Bottom line: South Carolina lets payday lenders operate, but caps the loan at $550, the fee at 15%, and the term at 31 days — and it bans rollovers outright while using a statewide database to hold you to one loan at a time. Those guardrails make South Carolina stricter than wide-open payday states, but the loans remain expensive in annualized terms, so treat them as a last resort.
Official South Carolina Sources
This page is based on South Carolina law. Limits and deadlines change — verify the current details directly with the official South Carolina sources below. This is general legal information, not legal advice.
Federal law also applies. Federal laws like the Fair Debt Collection Practices Act and Fair Credit Reporting Act protect you nationwide, on top of South Carolina’s own rules.
Frequently asked questions
What is the maximum payday loan amount in South Carolina?
South Carolina caps deferred presentment (payday) loans at $550 per transaction. That $550 is also the total you can have outstanding at one time, and a statewide database enforces the limit by blocking a second loan while the first is unpaid.
Can a payday lender in South Carolina roll over my loan?
No. South Carolina prohibits rollovers, renewals, and refinancing of payday loans. A lender cannot let you pay only the fee to extend the loan, and cannot make a new loan to pay off an existing one. If you cannot repay, you can request a no-extra-charge extended payment plan.

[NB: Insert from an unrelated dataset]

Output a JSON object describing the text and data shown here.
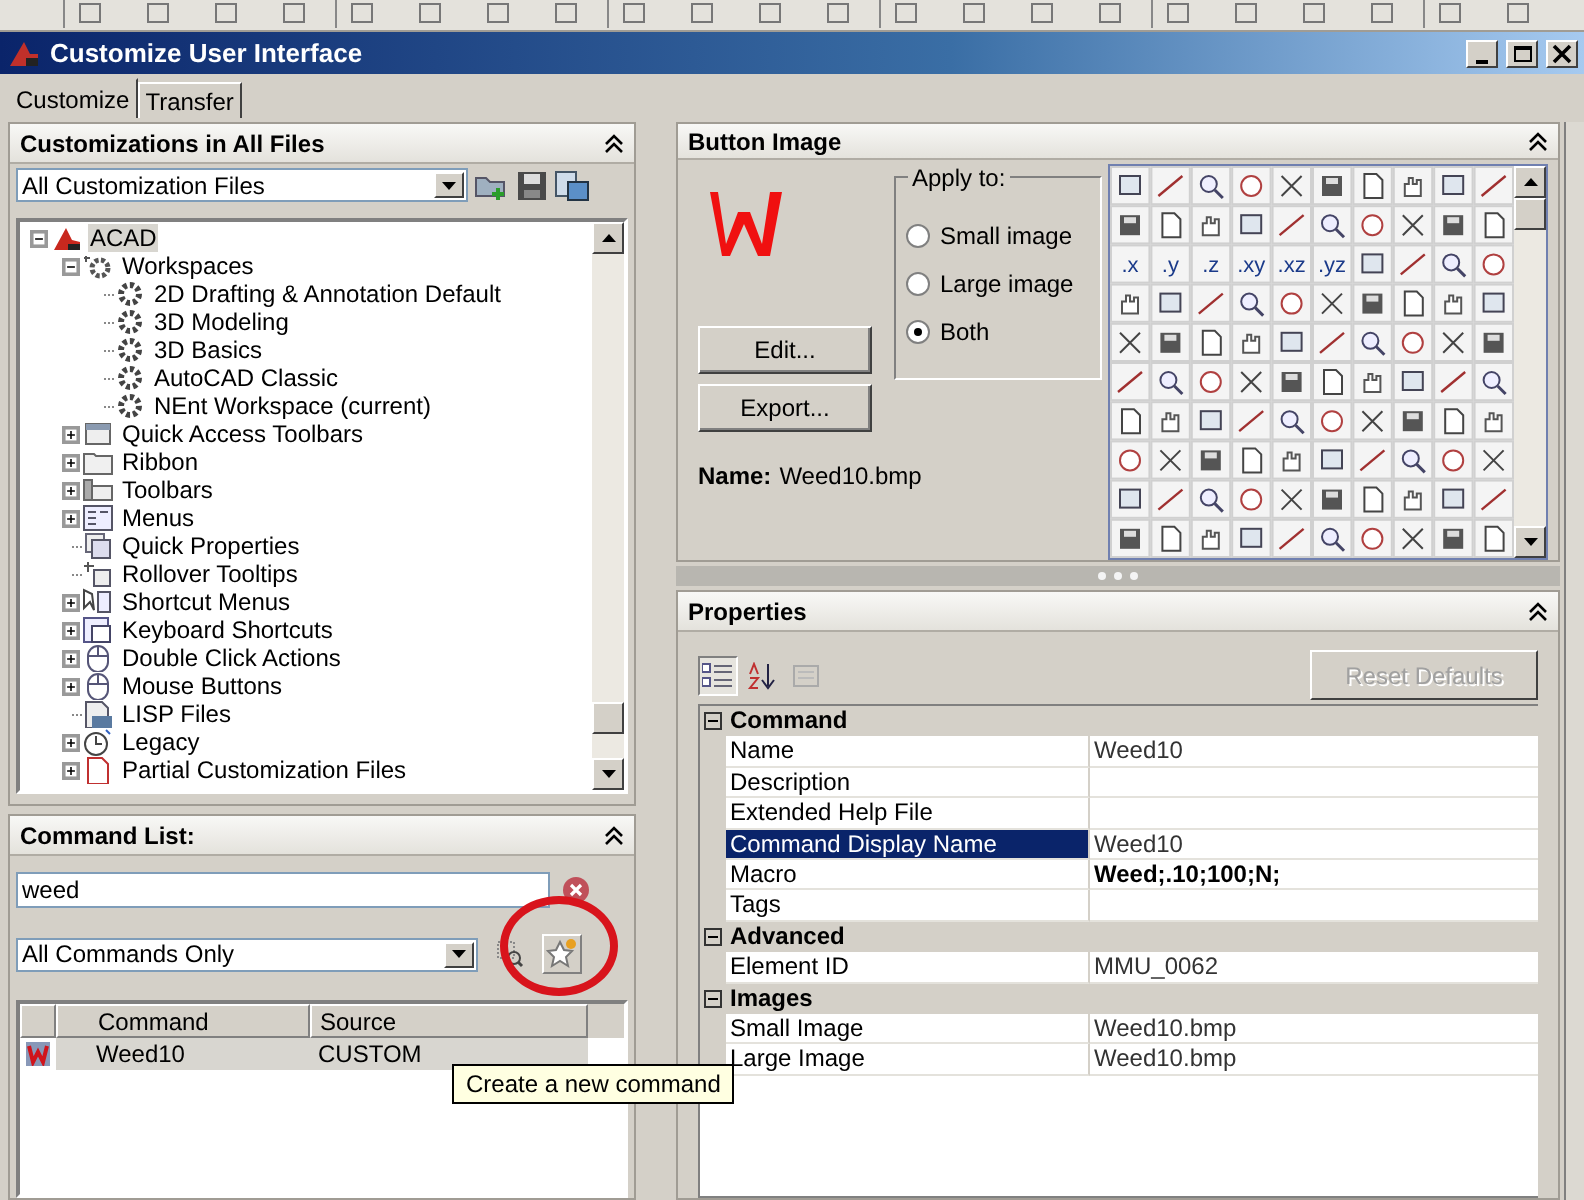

What does a South Carolina payday loan actually cost?
The fee is capped at 15% of the check's face amount, so a $550 loan costs up to $82.50 in fees. Because the term is so short (up to 31 days), that translates to an effective APR of roughly 177% to 390% depending on the loan length.

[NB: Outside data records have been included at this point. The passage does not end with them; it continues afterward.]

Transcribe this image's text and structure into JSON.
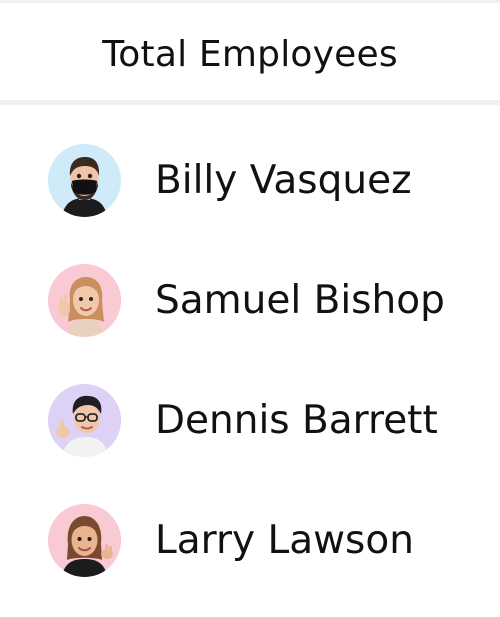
{
  "header": {
    "title": "Total Employees"
  },
  "employees": [
    {
      "name": "Billy Vasquez",
      "avatar_icon": "memoji-man-face-mask-icon",
      "avatar_bg": "#cfeaf8"
    },
    {
      "name": "Samuel Bishop",
      "avatar_icon": "memoji-woman-blonde-waving-icon",
      "avatar_bg": "#f9c9d4"
    },
    {
      "name": "Dennis Barrett",
      "avatar_icon": "memoji-man-glasses-thumbs-up-icon",
      "avatar_bg": "#ddd1f6"
    },
    {
      "name": "Larry Lawson",
      "avatar_icon": "memoji-woman-brown-hair-shrug-icon",
      "avatar_bg": "#f9c9d4"
    }
  ]
}
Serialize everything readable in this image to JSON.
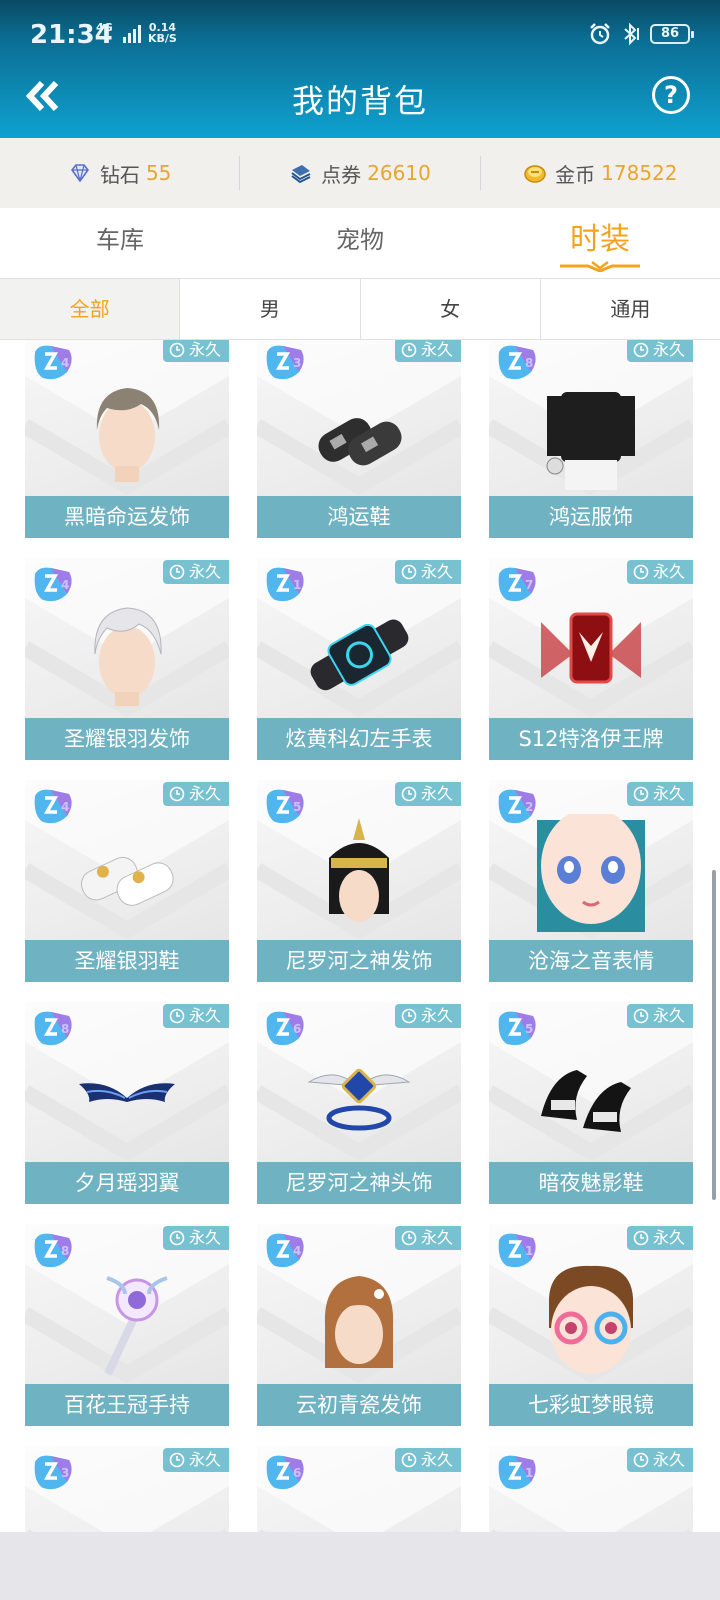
{
  "status": {
    "time": "21:34",
    "network": "4G",
    "speed": "0.14",
    "speed_unit": "KB/S",
    "battery": "86"
  },
  "header": {
    "title": "我的背包",
    "help": "?"
  },
  "currency": {
    "diamond_label": "钻石",
    "diamond_value": "55",
    "coupon_label": "点券",
    "coupon_value": "26610",
    "gold_label": "金币",
    "gold_value": "178522"
  },
  "category_tabs": [
    "车库",
    "宠物",
    "时装"
  ],
  "sub_tabs": [
    "全部",
    "男",
    "女",
    "通用"
  ],
  "permanent_label": "永久",
  "items": [
    {
      "name": "黑暗命运发饰",
      "level": "4",
      "art": "hair-dark"
    },
    {
      "name": "鸿运鞋",
      "level": "3",
      "art": "shoes-black"
    },
    {
      "name": "鸿运服饰",
      "level": "8",
      "art": "outfit"
    },
    {
      "name": "圣耀银羽发饰",
      "level": "4",
      "art": "hair-silver"
    },
    {
      "name": "炫黄科幻左手表",
      "level": "1",
      "art": "watch"
    },
    {
      "name": "S12特洛伊王牌",
      "level": "7",
      "art": "card-red"
    },
    {
      "name": "圣耀银羽鞋",
      "level": "4",
      "art": "shoes-white"
    },
    {
      "name": "尼罗河之神发饰",
      "level": "5",
      "art": "hair-egypt"
    },
    {
      "name": "沧海之音表情",
      "level": "2",
      "art": "face"
    },
    {
      "name": "夕月瑶羽翼",
      "level": "8",
      "art": "wings"
    },
    {
      "name": "尼罗河之神头饰",
      "level": "6",
      "art": "headpiece"
    },
    {
      "name": "暗夜魅影鞋",
      "level": "5",
      "art": "heels"
    },
    {
      "name": "百花王冠手持",
      "level": "8",
      "art": "wand"
    },
    {
      "name": "云初青瓷发饰",
      "level": "4",
      "art": "hair-brown"
    },
    {
      "name": "七彩虹梦眼镜",
      "level": "1",
      "art": "glasses"
    },
    {
      "name": "",
      "level": "3",
      "art": "hair-partial"
    },
    {
      "name": "",
      "level": "6",
      "art": "bag-partial"
    },
    {
      "name": "",
      "level": "1",
      "art": "hair-bow-partial"
    }
  ],
  "colors": {
    "header_top": "#0a4a64",
    "header_bottom": "#0fa2cf",
    "accent_orange": "#f3a31f",
    "item_label_bg": "#6fb2c1",
    "permanent_tag_bg": "#78c1d0"
  }
}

Can active-duty military get a payday loan in South Carolina?
Generally no. The federal Military Lending Act caps the rate at 36% APR for active-duty servicemembers and their dependents. A standard South Carolina payday loan exceeds that cap, so covered military borrowers typically cannot be issued these loans.
Who do I complain to about a payday lender in South Carolina?
Start with the South Carolina Department of Consumer Affairs and the South Carolina Board of Financial Institutions, which licenses these lenders. The South Carolina Attorney General enforces consumer-protection law, and the federal CFPB handles abusive debt collection.
This article is general legal information, not legal advice, and may not reflect the most current law or the law in your jurisdiction. Laws vary by state and change over time. For advice about your specific situation, consult a licensed attorney.